Le dernier des nôtres by Clermont-Tonnerre Adélaïde de

Le dernier des nôtres by Clermont-Tonnerre Adélaïde de

Auteur:Clermont-Tonnerre, Adélaïde de
La langue: fra
Format: epub
Éditeur: Grasset
Publié: 2016-08-17T00:00:00+00:00


Manhattan, 1971

Lauren, Marcus et moi étions inquiets. En trois jours, Rebecca ne s’était pas réveillée plus de quatre heures, chaque fois en mon absence. Seule Lauren avait échangé quelques mots avec elle. Même debout, Rebecca semblait ailleurs. Ma sœur avait essayé de lui parler, de mettre des musiques joyeuses en lui faisant respirer des huiles essentielles tonifiantes de noix de muscade, de citron et de pin sylvestre. Elle avait même installé un brûleur dans un coin de ma chambre pour diffuser ces essences en continu, sans autre résultat que de me faire éternuer compulsivement et de brûler quelques poils du derrière de Shakespeare qui s’assit dessus par mégarde. Au soir du quatrième jour, je secouai gentiment Rebecca. Ma beauté marmonna qu’elle voulait dormir et qu’on la laisse en paix. Comme j’insistais, elle devint agressive, rugit comme un félin et battit l’air de ses mains pour chasser les miennes. Quand je la soulevai pour la mettre debout de force, elle me mordit férocement. De surprise, je la lâchai. Marcus et Lauren m’entendirent claquer la porte de la chambre en faisant trembler tout l’étage. Je fis irruption dans la cuisine et exigeai que ma sœur me désinfecte.
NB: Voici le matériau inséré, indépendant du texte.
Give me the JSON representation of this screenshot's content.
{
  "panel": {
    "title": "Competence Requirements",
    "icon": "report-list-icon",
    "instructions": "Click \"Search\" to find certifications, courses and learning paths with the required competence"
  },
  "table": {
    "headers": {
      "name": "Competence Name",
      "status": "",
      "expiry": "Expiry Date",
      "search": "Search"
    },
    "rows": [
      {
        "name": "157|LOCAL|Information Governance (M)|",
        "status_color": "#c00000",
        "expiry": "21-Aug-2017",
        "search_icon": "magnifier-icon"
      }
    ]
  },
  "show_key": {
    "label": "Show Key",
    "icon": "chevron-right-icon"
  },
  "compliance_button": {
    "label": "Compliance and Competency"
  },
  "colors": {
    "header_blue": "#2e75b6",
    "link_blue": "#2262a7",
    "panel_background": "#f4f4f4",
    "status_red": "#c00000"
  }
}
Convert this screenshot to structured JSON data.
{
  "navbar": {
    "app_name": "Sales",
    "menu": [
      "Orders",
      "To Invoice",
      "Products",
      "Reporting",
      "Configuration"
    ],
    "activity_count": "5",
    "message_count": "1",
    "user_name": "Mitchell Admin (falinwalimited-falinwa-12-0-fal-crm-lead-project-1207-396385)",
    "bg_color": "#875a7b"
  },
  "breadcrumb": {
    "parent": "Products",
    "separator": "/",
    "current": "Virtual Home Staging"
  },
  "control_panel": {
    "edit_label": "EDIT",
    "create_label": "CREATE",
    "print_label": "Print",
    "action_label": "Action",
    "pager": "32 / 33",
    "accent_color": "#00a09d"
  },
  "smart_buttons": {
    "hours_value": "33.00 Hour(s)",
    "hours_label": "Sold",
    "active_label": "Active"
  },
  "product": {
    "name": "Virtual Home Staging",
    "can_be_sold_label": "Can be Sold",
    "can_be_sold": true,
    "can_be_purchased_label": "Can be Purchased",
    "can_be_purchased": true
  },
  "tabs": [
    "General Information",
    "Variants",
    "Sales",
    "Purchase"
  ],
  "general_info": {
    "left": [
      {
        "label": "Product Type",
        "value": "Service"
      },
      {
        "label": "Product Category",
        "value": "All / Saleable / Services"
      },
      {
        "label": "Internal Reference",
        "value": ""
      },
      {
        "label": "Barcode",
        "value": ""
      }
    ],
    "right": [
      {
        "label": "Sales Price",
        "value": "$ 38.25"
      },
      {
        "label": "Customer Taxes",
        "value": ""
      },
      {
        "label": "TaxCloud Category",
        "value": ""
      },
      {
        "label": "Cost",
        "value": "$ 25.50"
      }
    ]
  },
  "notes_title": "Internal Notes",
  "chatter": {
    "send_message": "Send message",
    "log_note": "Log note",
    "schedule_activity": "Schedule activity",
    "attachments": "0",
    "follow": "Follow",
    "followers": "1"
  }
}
« Ce n’est pas grave, tu auras un hématome, rien de plus », décréta Lauren.

Cette indifférence à ma blessure ne m’empêcha pas de vider le bac à glace du réfrigérateur dans un bruit de tonnerre. Je fis tomber la moitié des glaçons par terre ainsi que toute la pile de torchons pour me confectionner un brassard disproportionné, avant d’aller agoniser sur le canapé du salon. J’en avais assez de la façon dont Rebecca m’ignorait. Depuis quatre jours, elle se servait de moi comme d’une bouillotte, glissant, au besoin, ses mains et ses pieds glacés sous mon ventre ou mes fesses, et me repoussant dès que je l’avais réchauffée. Lauren jeta un œil dans ma chambre. La mine bienheureuse, Rebecca était à nouveau profondément assoupie à côté de Shakespeare qui s’installait près d’elle dès que je tournais les talons. Elle avait le culot de me remplacer par mon chien ! Je fus d’autant plus contrarié que le canapé était trop court pour moi. Je passai une nuit détestable à refaire notre histoire dans tous les sens possibles et à manigancer ma vengeance contre les Lynch et leur fille. Le lendemain, rien n’avait changé.

« C’est la belle au bois dormant ! conclut Marcus, lorsque nous nous retrouvâmes tous les trois face au lit où s’étalait toujours Rebecca. Tu as essayé de l’embrasser ?

— Vu comme elle mord, je ne vais pas m’y risquer, grognai-je. Elle pourrait bien me couper la langue.

— Tant que ce n’est que la langue… plaisanta Lauren qui s’attira nos regards scandalisés. Les garçons, vous n’avez aucun humour », soupira-t-elle.

Nous partîmes travailler. Nous préparions une offre d’achat pour trois nouveaux terrains à lotir. Notre équipe avait planché sur le budget et le projet de développement. Les différents architectes que nous avions mis en compétition devaient nous présenter leurs projets. Nous passâmes notre journée en réunion et lorsque nous rentrâmes à la maison, la situation n’avait pas évolué.